Thursday, September 13, 2007


100 A clock is an instrument for measuring time. A clock is typically a physical instrument; an especially accurate one is called a chronometer. The clock in its current form has been in use since at least the 14th century. Clock can refer to a conceptual system of time measurement.


A windup alarm clock Clocks are in homes and offices; smaller ones are carried; big ones are in civic places, e.g. a train station or church. A small clock is often shown in a corner of computer displays or mobile phones.

The major purpose of a clock is not always to display the time. It may also be used to control a device according to time, e.g. an alarm clock, a VCR, or a time bomb.
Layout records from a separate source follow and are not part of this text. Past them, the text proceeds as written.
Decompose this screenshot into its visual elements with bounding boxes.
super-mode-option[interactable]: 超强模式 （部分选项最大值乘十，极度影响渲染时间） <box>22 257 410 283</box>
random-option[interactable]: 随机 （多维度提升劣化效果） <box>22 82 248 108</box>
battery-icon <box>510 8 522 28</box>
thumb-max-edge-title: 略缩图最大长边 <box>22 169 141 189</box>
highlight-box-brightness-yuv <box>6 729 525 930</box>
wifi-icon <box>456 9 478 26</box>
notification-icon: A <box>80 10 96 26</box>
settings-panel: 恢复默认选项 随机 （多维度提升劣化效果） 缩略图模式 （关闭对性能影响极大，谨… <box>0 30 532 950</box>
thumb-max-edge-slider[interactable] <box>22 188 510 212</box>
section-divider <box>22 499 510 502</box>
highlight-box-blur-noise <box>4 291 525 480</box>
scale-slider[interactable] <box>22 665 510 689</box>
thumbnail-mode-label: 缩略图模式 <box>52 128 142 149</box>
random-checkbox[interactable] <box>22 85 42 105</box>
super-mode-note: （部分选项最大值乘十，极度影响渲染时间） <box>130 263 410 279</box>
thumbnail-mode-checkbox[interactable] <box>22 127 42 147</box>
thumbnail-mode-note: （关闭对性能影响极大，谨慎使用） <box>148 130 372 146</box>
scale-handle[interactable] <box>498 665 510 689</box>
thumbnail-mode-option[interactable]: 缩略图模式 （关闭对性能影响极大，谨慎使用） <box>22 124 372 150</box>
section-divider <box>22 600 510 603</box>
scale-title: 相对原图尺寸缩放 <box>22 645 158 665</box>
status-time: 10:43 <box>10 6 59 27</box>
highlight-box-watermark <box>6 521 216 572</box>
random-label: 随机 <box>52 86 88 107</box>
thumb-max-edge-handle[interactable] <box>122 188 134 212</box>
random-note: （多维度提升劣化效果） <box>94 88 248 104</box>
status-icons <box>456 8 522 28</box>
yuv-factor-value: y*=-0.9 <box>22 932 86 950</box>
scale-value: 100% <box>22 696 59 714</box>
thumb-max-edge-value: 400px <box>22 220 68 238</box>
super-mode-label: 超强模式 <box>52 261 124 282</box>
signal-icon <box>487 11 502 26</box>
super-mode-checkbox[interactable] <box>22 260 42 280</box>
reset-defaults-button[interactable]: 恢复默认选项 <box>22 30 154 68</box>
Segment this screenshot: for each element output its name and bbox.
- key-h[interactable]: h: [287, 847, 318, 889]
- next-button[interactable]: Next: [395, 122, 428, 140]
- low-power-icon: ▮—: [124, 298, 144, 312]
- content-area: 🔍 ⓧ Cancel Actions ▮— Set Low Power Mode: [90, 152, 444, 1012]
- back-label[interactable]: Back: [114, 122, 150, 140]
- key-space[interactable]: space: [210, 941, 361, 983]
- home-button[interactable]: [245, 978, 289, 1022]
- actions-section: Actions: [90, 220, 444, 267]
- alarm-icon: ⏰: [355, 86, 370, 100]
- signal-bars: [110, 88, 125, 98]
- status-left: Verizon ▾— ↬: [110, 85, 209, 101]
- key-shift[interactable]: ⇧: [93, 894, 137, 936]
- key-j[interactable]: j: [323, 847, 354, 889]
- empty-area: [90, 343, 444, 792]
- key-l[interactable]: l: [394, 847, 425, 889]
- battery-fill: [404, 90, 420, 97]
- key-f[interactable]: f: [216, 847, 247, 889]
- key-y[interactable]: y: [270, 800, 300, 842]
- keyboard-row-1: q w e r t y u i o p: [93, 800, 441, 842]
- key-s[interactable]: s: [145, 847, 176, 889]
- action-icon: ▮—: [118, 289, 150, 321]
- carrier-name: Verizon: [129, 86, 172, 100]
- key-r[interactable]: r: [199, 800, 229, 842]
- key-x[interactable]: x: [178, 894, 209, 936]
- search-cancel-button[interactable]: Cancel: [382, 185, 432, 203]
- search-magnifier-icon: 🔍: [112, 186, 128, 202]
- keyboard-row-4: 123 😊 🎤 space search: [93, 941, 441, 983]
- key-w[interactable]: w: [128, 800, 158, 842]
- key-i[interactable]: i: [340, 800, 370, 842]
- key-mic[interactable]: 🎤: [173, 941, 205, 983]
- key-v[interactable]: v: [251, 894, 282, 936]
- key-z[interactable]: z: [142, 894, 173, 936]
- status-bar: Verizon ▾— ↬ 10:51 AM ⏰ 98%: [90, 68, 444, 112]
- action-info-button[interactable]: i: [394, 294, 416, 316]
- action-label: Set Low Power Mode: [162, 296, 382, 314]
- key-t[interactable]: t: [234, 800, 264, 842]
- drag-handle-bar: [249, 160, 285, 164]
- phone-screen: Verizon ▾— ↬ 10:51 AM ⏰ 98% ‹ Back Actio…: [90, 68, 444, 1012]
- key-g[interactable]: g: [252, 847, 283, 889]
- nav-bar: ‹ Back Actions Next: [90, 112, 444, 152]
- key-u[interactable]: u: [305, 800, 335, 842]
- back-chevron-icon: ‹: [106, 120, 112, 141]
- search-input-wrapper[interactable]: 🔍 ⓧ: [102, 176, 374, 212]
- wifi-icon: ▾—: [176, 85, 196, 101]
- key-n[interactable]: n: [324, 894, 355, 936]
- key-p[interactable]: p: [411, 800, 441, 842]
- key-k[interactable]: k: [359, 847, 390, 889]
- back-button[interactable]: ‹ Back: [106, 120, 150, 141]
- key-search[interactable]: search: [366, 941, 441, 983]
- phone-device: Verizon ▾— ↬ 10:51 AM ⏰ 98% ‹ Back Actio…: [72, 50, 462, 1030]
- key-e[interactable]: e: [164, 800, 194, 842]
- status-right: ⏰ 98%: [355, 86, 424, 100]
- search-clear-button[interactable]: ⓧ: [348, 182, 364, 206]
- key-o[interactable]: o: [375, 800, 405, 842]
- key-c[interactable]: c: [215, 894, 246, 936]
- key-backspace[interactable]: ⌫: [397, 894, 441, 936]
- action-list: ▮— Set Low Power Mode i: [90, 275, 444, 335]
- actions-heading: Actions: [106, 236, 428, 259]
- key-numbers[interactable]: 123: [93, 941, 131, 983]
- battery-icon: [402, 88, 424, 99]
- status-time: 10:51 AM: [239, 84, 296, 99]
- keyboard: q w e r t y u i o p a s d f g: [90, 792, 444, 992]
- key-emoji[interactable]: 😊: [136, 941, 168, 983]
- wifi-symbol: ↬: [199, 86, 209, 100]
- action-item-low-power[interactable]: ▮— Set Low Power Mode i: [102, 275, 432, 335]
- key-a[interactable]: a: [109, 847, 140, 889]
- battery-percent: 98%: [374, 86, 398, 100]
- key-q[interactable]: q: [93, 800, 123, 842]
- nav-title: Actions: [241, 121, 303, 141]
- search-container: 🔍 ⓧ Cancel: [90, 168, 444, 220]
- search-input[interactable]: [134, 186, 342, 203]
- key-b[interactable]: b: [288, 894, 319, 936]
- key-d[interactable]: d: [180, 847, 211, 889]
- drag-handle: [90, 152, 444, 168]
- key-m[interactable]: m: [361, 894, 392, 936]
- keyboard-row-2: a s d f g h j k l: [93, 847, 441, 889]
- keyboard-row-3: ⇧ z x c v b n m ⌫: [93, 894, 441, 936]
Practically all computers depend on an exact internal clock signal to allow synchronized processing. Some computers also maintain time and date for all manner of operations whether these are for alarms, event beginning or just to display the time of day.

Ideal uses
An ideal clock procedures the ratio of the duration of natural processes, and thus will give the time measure for use in physical theories. Therefore, to define an ideal clock in terms of any physical theory would be circular. An ideal clock is more suitably defined in relationship to the set of all physical processes.

A clock is a repeated, periodic process and a counter.
A good clock is one which, when used to measure other repeated processes, finds many of them to be periodic.
An ideal clock is a clock that makes the most other repeated processes periodic.
The recurrent, periodic process is an oscillator and typically generates a clock signal. Sometimes that signal alone is called "the clock", but sometimes "the clock" includes the counter, its indicator, and everything else supporting it.

This definition can be further improved by the consideration of succeeding levels of lesser and lesser error tolerances.